Thu, Jun 07, 2007 - Page 4 News List

Wang Jin-pyng denies link to new political party

By Shih Hsiu-chuan  /  STAFF REPORTER

Legislative Speaker Wang Jin-pyng, wearing a bacchic laurel of grapes, eats a grape while participating in a promotional activity for Changhua County grapes in Taipei. Wang is joined by Democratic Progressive Party Legislator Lin Choung-mo, left.

PHOTO: WANG YI-SUNG, TAIPEI TIMES

Legislative Speaker Wang Jin-pyng (王金平) of the Chinese Nationalist Party (KMT) yesterday denied any link to a new political party being formed by Kaohsiung County Farmers' Association director Hsiao Han-chun (蕭漢俊), a staunch supporter of Wang.

Hsiao plans to launch the new party next Friday with the aim of winning legislator-at-large seats.
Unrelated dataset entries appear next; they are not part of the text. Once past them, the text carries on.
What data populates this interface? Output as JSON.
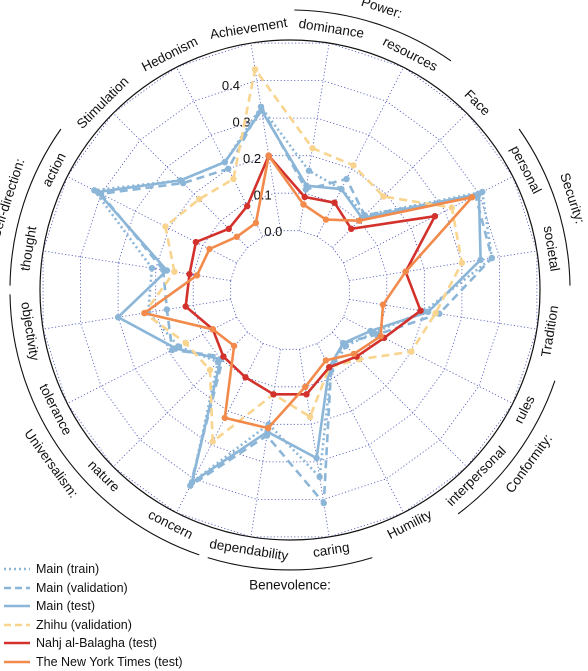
{
  "chart_data": {
    "type": "radar",
    "title": "",
    "axes": [
      {
        "label": "thought",
        "group": "Self-direction:"
      },
      {
        "label": "action",
        "group": "Self-direction:"
      },
      {
        "label": "Stimulation",
        "group": ""
      },
      {
        "label": "Hedonism",
        "group": ""
      },
      {
        "label": "Achievement",
        "group": ""
      },
      {
        "label": "dominance",
        "group": "Power:"
      },
      {
        "label": "resources",
        "group": "Power:"
      },
      {
        "label": "Face",
        "group": ""
      },
      {
        "label": "personal",
        "group": "Security:"
      },
      {
        "label": "societal",
        "group": "Security:"
      },
      {
        "label": "Tradition",
        "group": ""
      },
      {
        "label": "rules",
        "group": "Conformity:"
      },
      {
        "label": "interpersonal",
        "group": "Conformity:"
      },
      {
        "label": "Humility",
        "group": ""
      },
      {
        "label": "caring",
        "group": "Benevolence:"
      },
      {
        "label": "dependability",
        "group": "Benevolence:"
      },
      {
        "label": "concern",
        "group": "Universalism:"
      },
      {
        "label": "nature",
        "group": "Universalism:"
      },
      {
        "label": "tolerance",
        "group": "Universalism:"
      },
      {
        "label": "objectivity",
        "group": "Universalism:"
      }
    ],
    "radial_ticks": [
      "0.0",
      "0.1",
      "0.2",
      "0.3",
      "0.4"
    ],
    "rlim": [
      0,
      0.5
    ],
    "grid": true,
    "legend_position": "bottom-left",
    "series": [
      {
        "name": "Main (train)",
        "color": "#8cb6d8",
        "dash": "dotted",
        "values": [
          0.21,
          0.42,
          0.25,
          0.22,
          0.33,
          0.16,
          0.14,
          0.12,
          0.41,
          0.38,
          0.2,
          0.09,
          0.05,
          0.08,
          0.34,
          0.2,
          0.41,
          0.11,
          0.17,
          0.22
        ]
      },
      {
        "name": "Main (validation)",
        "color": "#8cb6d8",
        "dash": "dashed",
        "values": [
          0.18,
          0.4,
          0.24,
          0.2,
          0.33,
          0.11,
          0.17,
          0.12,
          0.39,
          0.38,
          0.24,
          0.1,
          0.04,
          0.08,
          0.41,
          0.23,
          0.42,
          0.09,
          0.19,
          0.17
        ]
      },
      {
        "name": "Main (test)",
        "color": "#8cb6d8",
        "dash": "solid",
        "values": [
          0.17,
          0.41,
          0.25,
          0.22,
          0.32,
          0.12,
          0.14,
          0.11,
          0.4,
          0.35,
          0.21,
          0.08,
          0.04,
          0.07,
          0.29,
          0.22,
          0.41,
          0.1,
          0.18,
          0.3
        ]
      },
      {
        "name": "Zhihu (validation)",
        "color": "#f8d48e",
        "dash": "dashed",
        "values": [
          0.15,
          0.21,
          0.18,
          0.17,
          0.43,
          0.22,
          0.21,
          0.19,
          0.32,
          0.3,
          0.23,
          0.2,
          0.1,
          0.07,
          0.18,
          0.12,
          0.29,
          0.14,
          0.15,
          0.23
        ]
      },
      {
        "name": "Nahj al-Balagha (test)",
        "color": "#d2312c",
        "dash": "solid",
        "values": [
          0.11,
          0.12,
          0.07,
          0.09,
          0.2,
          0.09,
          0.1,
          0.07,
          0.27,
          0.15,
          0.19,
          0.12,
          0.09,
          0.07,
          0.12,
          0.12,
          0.1,
          0.09,
          0.07,
          0.12
        ]
      },
      {
        "name": "The New York Times (test)",
        "color": "#f28a4b",
        "dash": "solid",
        "values": [
          0.09,
          0.08,
          0.04,
          0.04,
          0.2,
          0.07,
          0.05,
          0.1,
          0.38,
          0.15,
          0.09,
          0.11,
          0.08,
          0.05,
          0.1,
          0.21,
          0.22,
          0.05,
          0.07,
          0.23
        ]
      }
    ]
  }
}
The party is expected to be composed of farmers' associations.

"Our goal for the party is to garner at least 5 percent of the vote so that we can secure three legislator-at-large seats," Hsiao said.

Observers have speculated that Wang, who last Friday declined an offer to serve as KMT presidential candidate Ma Ying-jeou's (馬英九) running mate, was behind the formation of the new party.

Wang denied this while acknowledging that he is "on good terms with farmers around the country."

"I had no idea that [the farmers' associations] were organizing a new party," Wang said when approached for comment yesterday.

KMT Legislator Pai Tien-chih (白添枝) and Taiwan Provincial Farmer's Association (TPFA) director Chang Yong-cheng (張永成), both close to Wang, were also linked to the new party but similarly denied any involvement.

Hsiao dismissed the rumors about Wang, saying that the party was being established to provide a voice for disadvantaged farmers and that the legislative speaker had played no part in the process.

Wang and Hsiao both belong to the KMT's White faction, one of the party's two major factions in Kaohsiung County.

Ma yesterday dismissed speculation over Wang's connection with the new party as "groundless," but added that the KMT would enhance its communication with farmers.

TPFA says the farmers' associations have 1.8 million members.